A friend wondered if Hallmark shows are responsible for some of the stress, sadness, and disappointment many feel during their holiday seasons of Blue Christmases.  Subsumed under masterfully produced illusions of what Christmas is supposed to deliver, they are enticed to yearn for what they are told others already have.  But they aren’t the beautiful people.  Their village squares and city streets don’t live up to the Disneyesque scenes shown on t.v.  There is no magic angel or secret Santa.  Romance is a distant improbability.  Added to the mess is the pressure to buy, buy, buy what they cannot afford but are told they must want, must have.  Not a single problem is solved by more debt.  Is there a better answer; a more reliable hope?  There is.  It’s Advent.

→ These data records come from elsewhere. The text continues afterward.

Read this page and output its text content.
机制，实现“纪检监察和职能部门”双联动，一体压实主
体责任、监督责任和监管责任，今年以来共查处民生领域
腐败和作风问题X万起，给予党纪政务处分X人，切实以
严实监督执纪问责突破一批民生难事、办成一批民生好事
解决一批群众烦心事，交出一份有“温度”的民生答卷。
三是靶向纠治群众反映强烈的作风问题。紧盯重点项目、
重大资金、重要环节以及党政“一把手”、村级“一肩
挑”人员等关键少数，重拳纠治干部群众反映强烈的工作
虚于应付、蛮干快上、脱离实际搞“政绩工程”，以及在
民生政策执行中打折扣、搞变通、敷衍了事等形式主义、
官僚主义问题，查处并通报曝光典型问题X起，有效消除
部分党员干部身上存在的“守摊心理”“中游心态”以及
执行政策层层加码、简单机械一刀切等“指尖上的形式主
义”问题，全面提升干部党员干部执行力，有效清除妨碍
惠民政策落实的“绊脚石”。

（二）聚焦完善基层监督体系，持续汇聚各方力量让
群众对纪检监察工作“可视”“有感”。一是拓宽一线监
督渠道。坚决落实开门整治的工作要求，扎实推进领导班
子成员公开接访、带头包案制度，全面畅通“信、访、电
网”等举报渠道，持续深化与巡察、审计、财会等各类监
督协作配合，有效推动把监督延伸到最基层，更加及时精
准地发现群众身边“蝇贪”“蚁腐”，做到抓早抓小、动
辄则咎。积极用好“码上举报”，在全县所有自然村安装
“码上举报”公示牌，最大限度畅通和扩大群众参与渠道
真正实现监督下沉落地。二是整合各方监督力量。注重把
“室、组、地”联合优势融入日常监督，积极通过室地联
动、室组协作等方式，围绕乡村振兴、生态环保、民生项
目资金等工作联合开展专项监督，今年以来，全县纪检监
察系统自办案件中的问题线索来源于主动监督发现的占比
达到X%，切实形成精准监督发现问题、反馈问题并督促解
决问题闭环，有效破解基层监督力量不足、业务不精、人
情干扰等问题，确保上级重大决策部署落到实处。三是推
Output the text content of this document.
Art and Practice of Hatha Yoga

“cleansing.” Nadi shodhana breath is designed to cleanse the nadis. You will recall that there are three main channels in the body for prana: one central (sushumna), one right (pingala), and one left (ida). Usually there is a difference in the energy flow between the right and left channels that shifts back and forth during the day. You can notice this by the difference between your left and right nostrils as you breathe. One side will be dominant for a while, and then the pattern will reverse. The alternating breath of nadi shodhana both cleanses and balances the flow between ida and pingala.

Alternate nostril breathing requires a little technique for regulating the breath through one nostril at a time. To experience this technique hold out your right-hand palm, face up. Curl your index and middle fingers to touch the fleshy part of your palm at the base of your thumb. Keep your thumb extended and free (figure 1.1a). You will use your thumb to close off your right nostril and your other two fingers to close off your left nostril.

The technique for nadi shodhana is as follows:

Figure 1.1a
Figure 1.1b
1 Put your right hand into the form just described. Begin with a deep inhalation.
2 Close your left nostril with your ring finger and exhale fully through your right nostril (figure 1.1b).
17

Advent calls for a time of quiet, of waiting, of living into God’s gift of new life made present to us through a young woman seeking a place to give birth: a stranger in a strange town.  It’s a strange gift.  The baby Jesus needed ordinary people to love and care for him so that he might grow into the one who would love and care for us through death into  life eternal.  God dared to become vulnerable, trusting the baby Jesus to human care.  Each year we are reminded that he needs us still to love and care for those who today are most vulnerable, most in need.  Sometimes the most vulnerable, most in need, is you or me.  Advent calls us to be kind to ourselves, to care for the Christ that is in us.  In caring for ourselves we become prepared to care for the Christ that is in others, and that is how Christmas comes again in all it’s glory.  

Have some Hallmark Christmas candy if you want, but not too much.  There’s no nutrition in it.  It’s all saccharine.  Let Advent feed you with the true food of God’s love.  It is the gift of life that the darkness cannot defeat.